Aku tertarik dengan peribahasa ini, sebab aku pikir jika masyarakat Sunda mengenal pepatah ini maka masyarakat Sunda mestinya mengenal pula nilai yang terkandung di dalamnya. Kalau itu memang nilai-nilai yang baik dan benar, maka aku pikir itu harus dipegang kuat sebagai pedoman dalam hidup. Sebenarnya banyak juga peribahasa lainnya, tapi kali ini ingin membahas ini dulu aja.

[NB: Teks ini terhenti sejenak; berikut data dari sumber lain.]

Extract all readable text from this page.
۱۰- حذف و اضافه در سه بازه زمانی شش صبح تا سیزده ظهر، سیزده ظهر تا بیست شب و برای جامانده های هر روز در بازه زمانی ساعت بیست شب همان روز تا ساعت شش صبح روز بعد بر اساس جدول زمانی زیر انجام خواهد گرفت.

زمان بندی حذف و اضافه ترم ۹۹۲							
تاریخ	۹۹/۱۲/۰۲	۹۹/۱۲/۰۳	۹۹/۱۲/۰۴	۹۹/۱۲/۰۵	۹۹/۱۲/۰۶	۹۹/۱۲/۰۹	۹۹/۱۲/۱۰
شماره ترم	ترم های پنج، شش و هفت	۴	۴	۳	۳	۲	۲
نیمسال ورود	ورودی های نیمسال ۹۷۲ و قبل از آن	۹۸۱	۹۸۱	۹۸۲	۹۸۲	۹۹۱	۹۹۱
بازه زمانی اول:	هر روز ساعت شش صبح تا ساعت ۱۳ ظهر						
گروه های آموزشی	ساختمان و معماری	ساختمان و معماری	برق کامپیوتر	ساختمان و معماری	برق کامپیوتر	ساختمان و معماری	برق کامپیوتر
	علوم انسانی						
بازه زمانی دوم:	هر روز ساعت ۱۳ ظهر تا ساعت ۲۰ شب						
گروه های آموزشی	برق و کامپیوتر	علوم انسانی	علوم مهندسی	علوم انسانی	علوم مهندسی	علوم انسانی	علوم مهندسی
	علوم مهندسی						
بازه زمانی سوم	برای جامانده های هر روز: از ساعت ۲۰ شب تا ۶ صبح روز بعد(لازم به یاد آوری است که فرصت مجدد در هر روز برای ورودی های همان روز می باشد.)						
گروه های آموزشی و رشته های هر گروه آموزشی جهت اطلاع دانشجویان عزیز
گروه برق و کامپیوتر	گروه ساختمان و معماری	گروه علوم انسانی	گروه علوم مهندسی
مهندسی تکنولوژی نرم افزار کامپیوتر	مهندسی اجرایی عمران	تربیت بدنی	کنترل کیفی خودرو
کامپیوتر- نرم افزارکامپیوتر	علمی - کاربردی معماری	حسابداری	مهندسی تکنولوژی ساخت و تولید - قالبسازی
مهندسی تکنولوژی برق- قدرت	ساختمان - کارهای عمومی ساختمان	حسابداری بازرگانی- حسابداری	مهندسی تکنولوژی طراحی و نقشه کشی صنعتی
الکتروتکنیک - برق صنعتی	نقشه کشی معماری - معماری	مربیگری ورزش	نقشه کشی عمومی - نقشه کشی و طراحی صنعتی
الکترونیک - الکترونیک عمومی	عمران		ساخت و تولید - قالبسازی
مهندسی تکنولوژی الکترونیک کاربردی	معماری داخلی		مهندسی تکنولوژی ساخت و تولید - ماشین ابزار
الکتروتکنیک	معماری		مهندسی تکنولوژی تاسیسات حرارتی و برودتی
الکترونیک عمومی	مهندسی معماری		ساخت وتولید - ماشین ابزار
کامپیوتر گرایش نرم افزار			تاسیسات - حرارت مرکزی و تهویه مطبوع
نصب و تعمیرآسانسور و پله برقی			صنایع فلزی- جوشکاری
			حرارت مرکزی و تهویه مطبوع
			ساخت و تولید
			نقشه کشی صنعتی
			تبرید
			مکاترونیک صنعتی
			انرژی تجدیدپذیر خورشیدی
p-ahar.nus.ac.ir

Yang aku pahami dari peribahasa “cikaracak ninggang batu, laun-laun jadi legok” ini adalah bahwa kesabaran dan konsistensi pasti akan membuahkan hasil, sesulit dan selama apapun. “Cikaracak” adalah air yang menetes. Air yang “menetes” pasti kecil, kan? Sebab jika air itu deras, pasti bukan disebut tetesan. Dan batu adalah sesuatu yang sangat keras dan tidak mudah dihancurkan. Namun, jika terus-menerus ditetes air tanpa henti, pada akhirnya batu tersebut bisa terkikis juga. Meskipun memang membutuhkan waktu yang lama. Namun di sanalah justru letak pelajaran mengenai kesabaran.

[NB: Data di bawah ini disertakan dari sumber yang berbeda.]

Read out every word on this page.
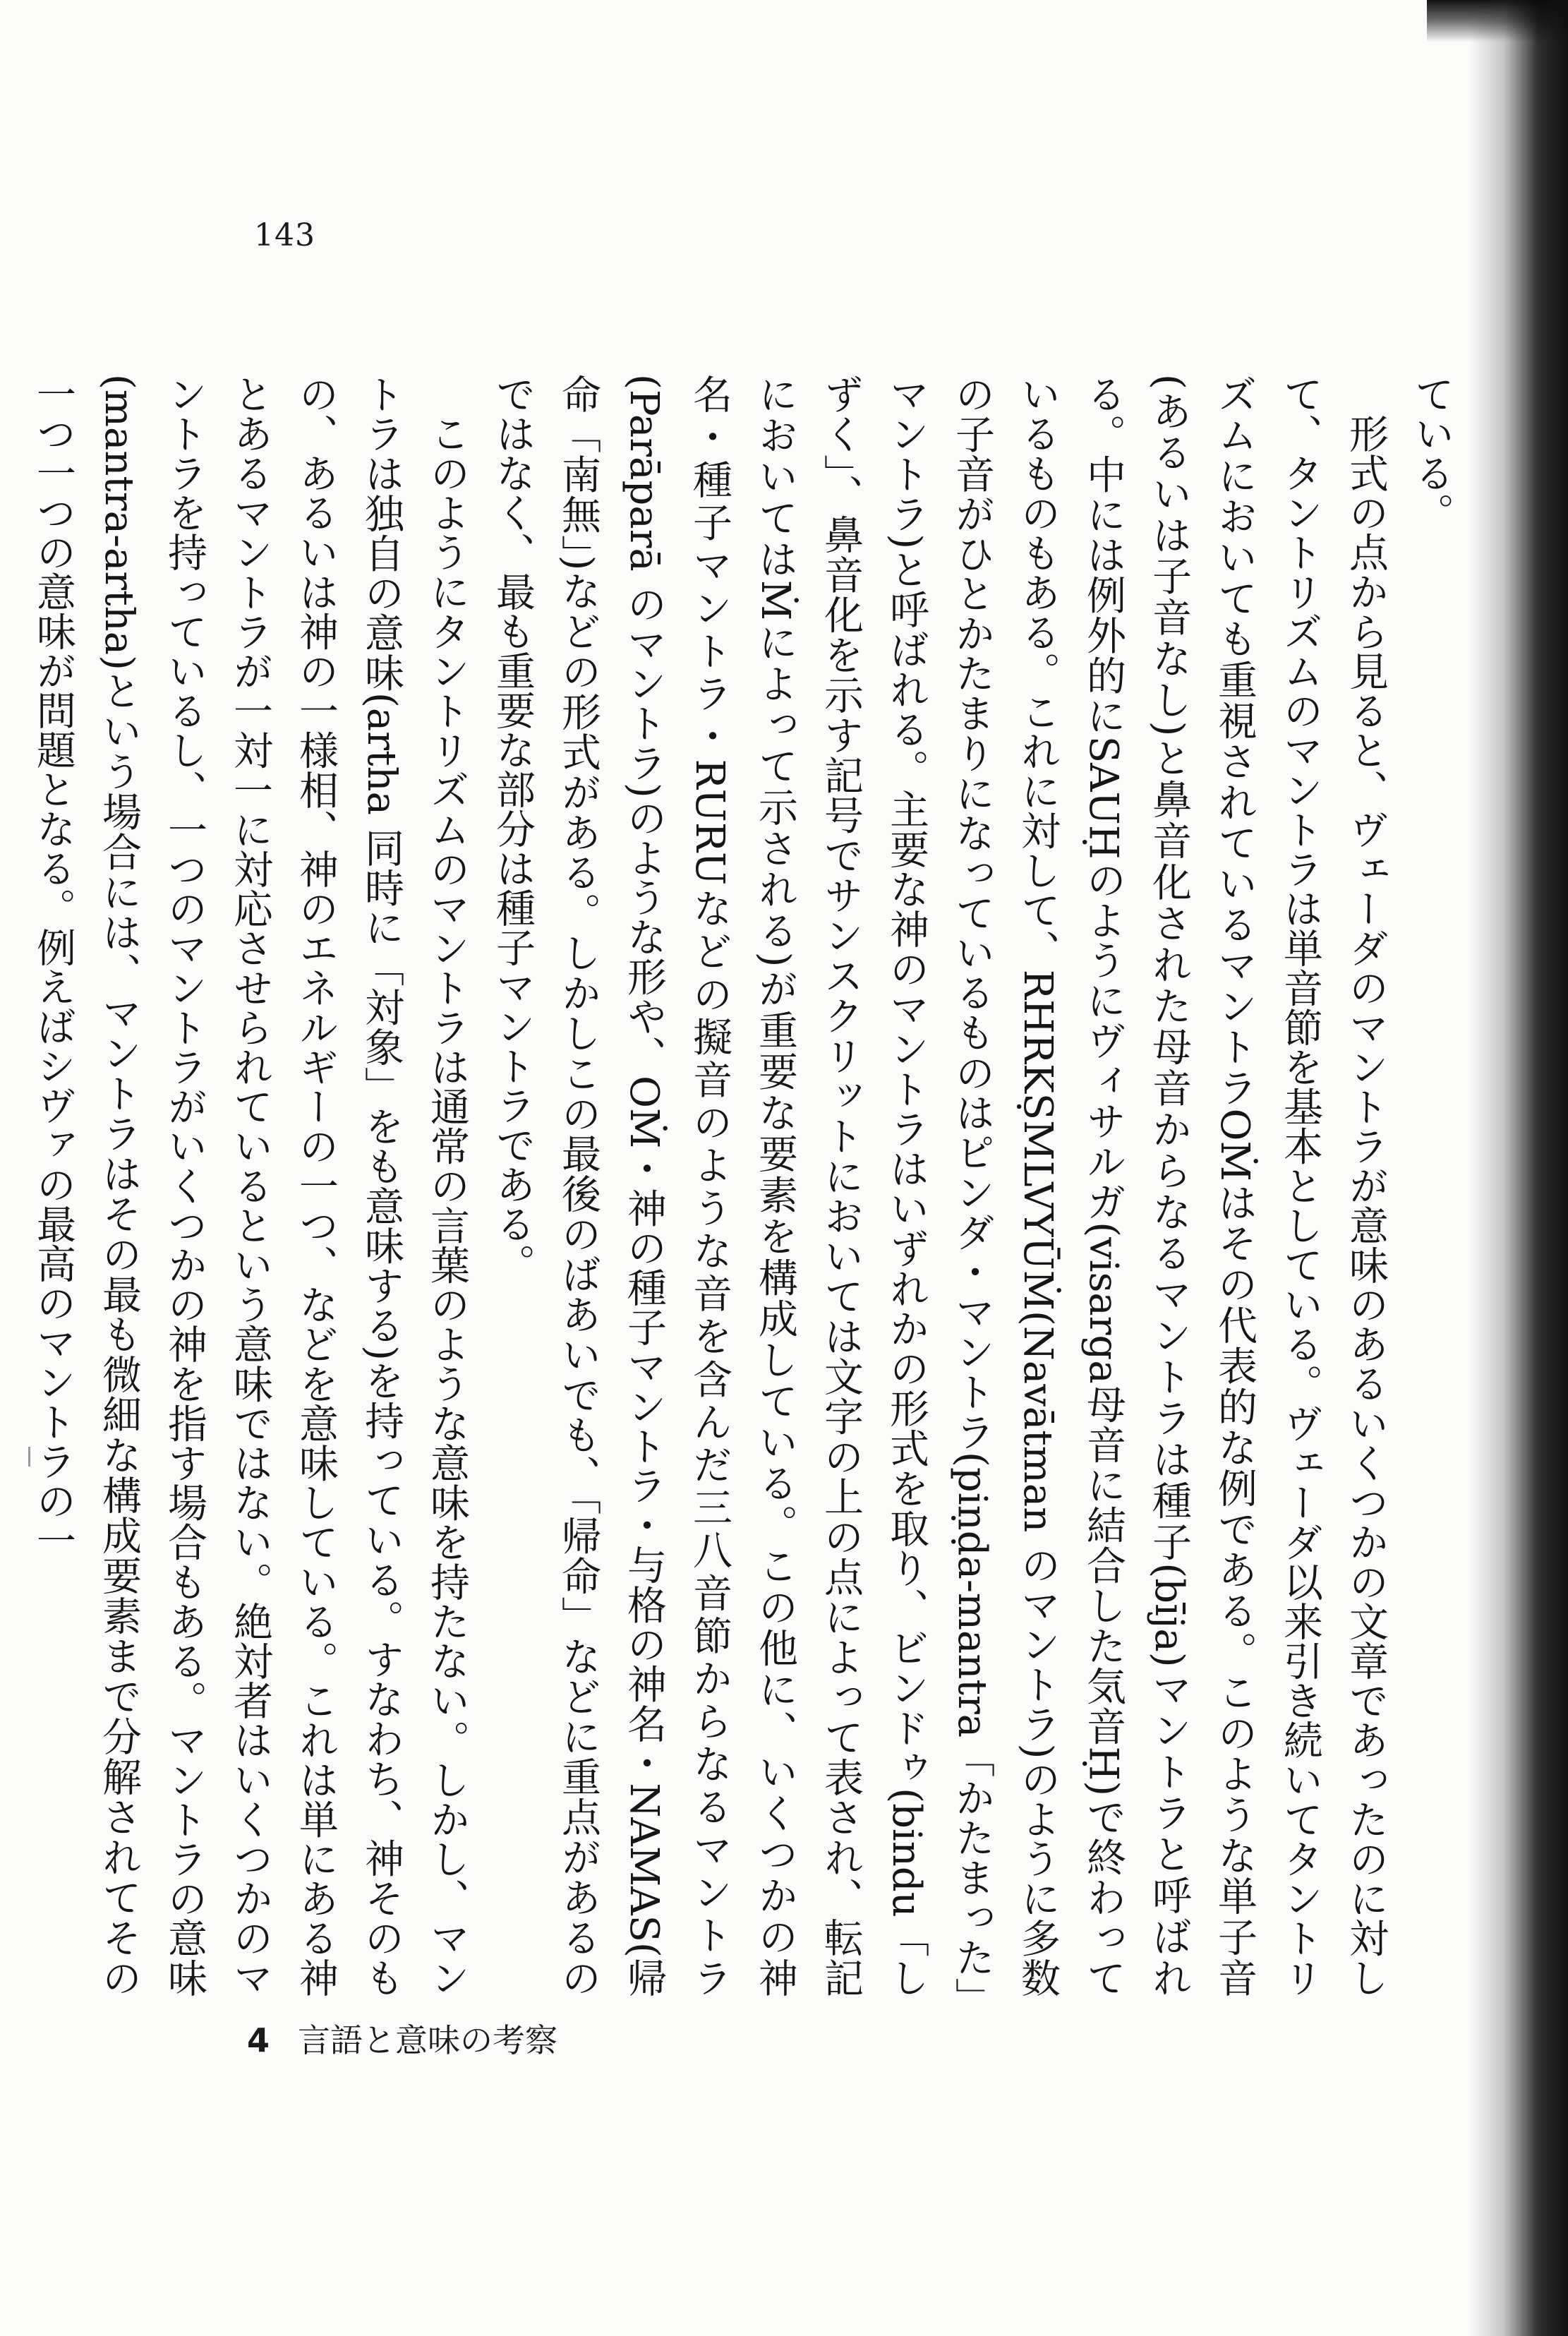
143

ている。

形式の点から見ると、ヴェーダのマントラが意味のあるいくつかの文章であったのに対して、タントリズムのマントラは単音節を基本としている。ヴェーダ以来引き続いてタントリズムにおいても重視されているマントラOṀはその代表的な例である。このような単子音(あるいは子音なし)と鼻音化された母音からなるマントラは種子(bīja)マントラと呼ばれる。中には例外的にSAUḤのようにヴィサルガ(visarga母音に結合した気音Ḥ)で終わっているものもある。これに対して、RHRKṢMLVYŪṀ(Navātman のマントラ)のように多数の子音がひとかたまりになっているものはピンダ・マントラ(piṇḍa-mantra「かたまった」マントラ)と呼ばれる。主要な神のマントラはいずれかの形式を取り、ビンドゥ(bindu「しずく」、鼻音化を示す記号でサンスクリットにおいては文字の上の点によって表され、転記においてはṀによって示される)が重要な要素を構成している。この他に、いくつかの神名・種子マントラ・RURUなどの擬音のような音を含んだ三八音節からなるマントラ(Parāparā のマントラ)のような形や、OṀ・神の種子マントラ・与格の神名・NAMAS(帰命「南無」)などの形式がある。しかしこの最後のばあいでも、「帰命」などに重点があるのではなく、最も重要な部分は種子マントラである。

このようにタントリズムのマントラは通常の言葉のような意味を持たない。しかし、マントラは独自の意味(artha 同時に「対象」をも意味する)を持っている。すなわち、神そのもの、あるいは神の一様相、神のエネルギーの一つ、などを意味している。これは単にある神とあるマントラが一対一に対応させられているという意味ではない。絶対者はいくつかのマントラを持っているし、一つのマントラがいくつかの神を指す場合もある。マントラの意味(mantra-artha)という場合には、マントラはその最も微細な構成要素まで分解されてその一つ一つの意味が問題となる。例えばシヴァの最高のマントラの一

4 言語と意味の考察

Dalam hidup, kita pasti ingin mencapai atau mendapatkan sesuatu yang besar. Karena besar, maka mendapatkannya pun pasti tidak mudah. Terkadang kita pun tak bisa mengambil langkah yang besar sekaligus. Hal-hal tertentu butuh proses yang lebih lama, butuh waktu yang lebih lama. Namun, jika kita konsisten terus melakukan usaha-usaha untuk mendapatkan hal tersebut, pada akhirnya semua usaha dan penantian kita pasti membuahkan hasil. Selama kita terus bergerak dan melangkah, sekecil apapun, kita akan selalu lebih dekat dengan apa yang kita tuju.

Seperti itu juga aku menghayati proses yang aku lakukan untuk bisa menjadi seorang penulis profesional. Mungkin sekarang aku hanya masih bisa menulis seadanya. Hanya menulis hal-hal yang biasa saja, dengan sedikit pembaca. Namun aku tidak ingin terus-menerus begini-begini saja. Aku ikut event menulis, lomba menulis, hingga mengikuti komunitas menulis serta terus belajar mengamati dan mengikuti materi-materi kepenulisan. Semuanya demi membentuk kebiasaan dan kemampuanku dalam menulis. Maka semoga suatu saat aku bisa menghasilkan tulisan yang semakin baik dan bisa memberi manfaat lebih besar untuk banyak orang.

Namun perlu diingat juga, bukan berarti kita harus minim usaha dan tidak masalah jika membutuhkan waktu yang lama untuk mencapai sesuatu. Esensinya di sini adalah bahwa konsistensi dan kesabaranlah yang bisa mengantarkan kita pada keberhasilan. Justru kupikir kita harus melihatnya dari sudut pandang yang lebih optimis. Jika memang dengan upaya-upaya kecil saja jika konsisten dan sabar akan membuahkan hasil, apalagi jika usahanya besar dan diiringi konsistensi serta kesabaran? Bukankah akan semakin mendekatkan kita kepada keberhasilan?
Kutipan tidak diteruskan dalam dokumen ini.